Holy See, papacy, Roman Curia, and College of Cardinals
The hierarchy of the Catholic Church is headed by the pope, currently Pope Leo XIV, who was elected on 8 May 2025 by a papal conclave. The office of the pope is known as the papacy. The Catholic Church holds that Christ instituted the papacy upon giving the keys of Heaven to Saint Peter. His ecclesiastical jurisdiction is called the Holy See, or the Apostolic See (meaning the see of the apostle Peter). Directly serving the pope is the Roman Curia, the central governing body that administers the day-to-day business of the Catholic Church.
The pope is also sovereign of Vatican City, a small city-state entirely enclaved within the city of Rome, which is an entity distinct from the Holy See. It is as head of the Holy See, not as head of Vatican City State, that the pope receives ambassadors of states and sends them his own diplomatic representatives.
The position of cardinal is a rank of honour bestowed by popes on certain clerics, such as leaders within the Roman Curia, bishops serving in major cities and distinguished theologians. For advice and assistance in governing, the pope may turn to the College of Cardinals.

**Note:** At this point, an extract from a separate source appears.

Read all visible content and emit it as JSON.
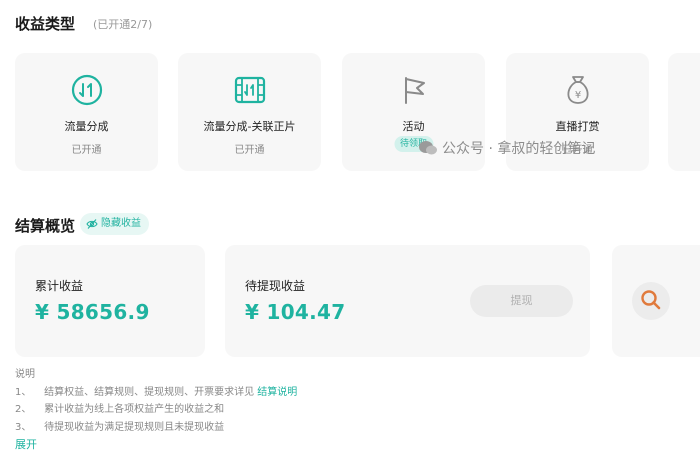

Following the death or resignation of a pope, members of the College of Cardinals who are under age 80 act as an electoral college, meeting in a papal conclave to elect a successor. Although the conclave may elect any male Catholic in the world as pope, since 1389 only cardinals have been elected.
Canon law
Catholic canon law (Latin: jus canonicum) is the system of laws and legal principles made and enforced by the hierarchical authorities of the Catholic Church to regulate its external organization and government and to order and direct the activities of Catholics toward the mission of the church. The canon law of the Latin Church was the first modern Western legal system, and is the oldest continuously functioning legal system in the West, while the distinctive traditions of Eastern Catholic canon law govern the 23 Eastern Catholic particular churches sui iuris.
Positive ecclesiastical laws, based directly or indirectly upon immutable divine law or natural law, derive formal authority in the case of universal laws from promulgation by the supreme legislator—the Supreme Pontiff—who possesses the totality of legislative, executive and judicial power in his person, while particular laws derive formal authority from promulgation by a legislator inferior to the supreme legislator, whether an ordinary or a delegated legislator. The actual subject material of the canons is not just doctrinal or moral in nature, but all-encompassing of the human condition. It has all the ordinary elements of a mature legal system: laws, courts, lawyers, judges, a fully articulated legal code for the Latin Church as well as a code for the Eastern Catholic Churches, principles of legal interpretation, and coercive penalties.